مَّايَلْفِظُ مِن قَوْلٍ إِلاَّ لَدَيْهِ رَقِيبٌ عَتِيدٌ

“Tiada suatu ucapan pun yang diucapkan melainkan ada di dekatnya malaikat pengawas yang selalu hadir.” (Qaaf: 18).

Dan Dia Subhanahu waTa`ala berfirman,

إِنَّ رَبَّكَ لَبِالْمِرْصَادِ

“Sesungguhnya Rabbmu benar-benar mengawasi.” (Al-Fajr: 14).

(1199) Kami meriwayatkan dalam Shahih Muslim, Al-Muqaddimah Bab an-Nahyu an al-Hadits Bikulli Ma Sami’a, 1/10, no. 5: dari beberapa jalur, dari Syu’bah, dari Khubaib bin Abdurrahman, dari Hafsh bin Ashim, dari Abu Hurairah dengan hadits tersebut. Dan hadits ini sanadnya shahih berdasarkan syarat imam yang enam. Dari Hafsh bin Ashim seorang tabi’in yang agung, dari Abu Hurairah radiyallahu ‘anhu, bahwa Nabi Shallallahu ‘alaihi wasallam bersabda,

كَفَى بِالْمَرْءِ كَذِبًا أَنْ يُحَدِّثَ بِكُلِّ مَا سَمِعَ.

“Cukuplah kebohongan bagi seseorang yaitu dengan membicarakan segala kabar yang dia dengar.”

(1200) Diriwayatkan oleh Muslim dari dua jalur sanad, pertama, yang ini, dan Kedua, dari Hafsh bin Ashim, dari Nabi Shallallahu ‘alaihi wasallam secara mursal, tidak menyebutkan Abu Hurairah.( Saya tidak menemukannya secara mursal dalam ash-Shahih, akan tetapi dia datang secara mursal pada riwayat Abu Dawud dalam Kitab al-Adab, Bab at-Tasydid fi al-Kadzib, 2/716, no. 4992.) Maka yang utama adalah riwayat yang menetapkan Abu Hurairah, karena tambahan dari orang yang berderajat tsiqah dapat diterima.
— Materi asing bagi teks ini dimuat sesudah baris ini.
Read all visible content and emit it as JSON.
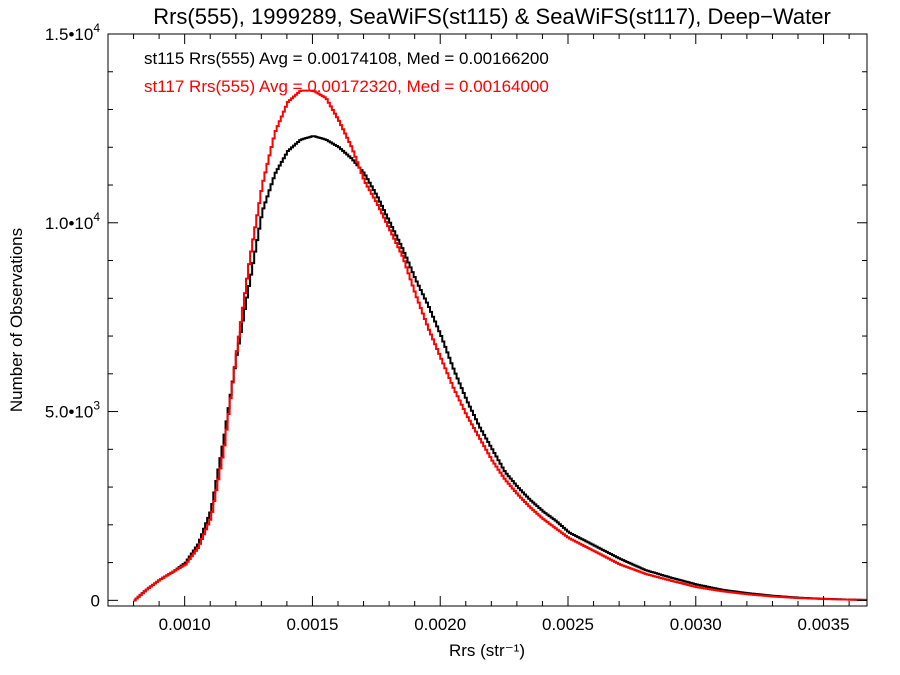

Dan ini adalah madzhab yang shahih, yang terpilih, yang dijadikan pedoman oleh Ahli fikih, Ushul, peneliti dari kalangan muhaddits; bahwa suatu hadits apabila diriwayatkan dari dua jalur, yang satu diriwayatkan secara mursal sedangkan yang satunya lagi diriwayatkan secara muttashil, maka yang diutamakan adalah yang muttashil, dan ia dihukumi dengan keshahihan hadits,( Maksudnya, ia adalah hadits shahih apabila sambungannya adalah ziyadah tsiqah (tambahan dari perawi tsiqah) sebagaimana yang dikatakannya.) dan boleh berhujjah dengannya dalam segala sesuatu yang berhubungan dengan hukum-hukum dan lainnya. Wallahu A’lam.

(1201) Kami meriwayatkan dalam Shahih Muslim, Ibid., 1/11, Yahya bin Yahya telah menceritakan kepada kami, Husyaim telah mengabarkan kepada kami, dari Sulaiman at-Taimi, dari Abu Utsman an-Nahdi, Umar berkata dengan hadits tersebut. Dan Husyaim adalah perawi yang banyak mentadlis dan dia telah meriwayatkan hadits dengan cara an’anah, akan tetapi dia dimutaba’ah oleh Yazid bin Harun, dia seorang yang tsiqah mutqin dari kalangan perawi Kutub as-Sittah dari at-Taimi dengan hadits tersebut pada Ibnu Abi Syaibah, no. 25609. Maka atsarnya shahih.
dari Umar bin al-Khaththab radiyallahu ‘anhu, dia berkata,

بِحَسْبِ الْمَرْءِ مِنَ الْكَذِبِ أَنْ يُحَدِّثَ بِكُلِّ مَا سَمِعَ.

“Cukuplah kebohongan bagi seseorang yaitu dengan membicarakan segala kabar yang dia dengar.”

(1202) Kami meriwayatkan dalam Shahih Muslim, dari Abdullah bin Mas’ud radiyallahu ‘anhu, hadits semisal ini. (Diriwayatkan oleh Muslim, Ibid., Muhammad bin al-Mutsanna telah menceritakan kepada kami, Abdurrahman telah menceritakan kepada kami, Sufyan telah menceritakan kepada kami, dari Abu Ishaq, dari Abu al-Ahwash, dari Ibnu Mas’ud dengan yang semisalnya.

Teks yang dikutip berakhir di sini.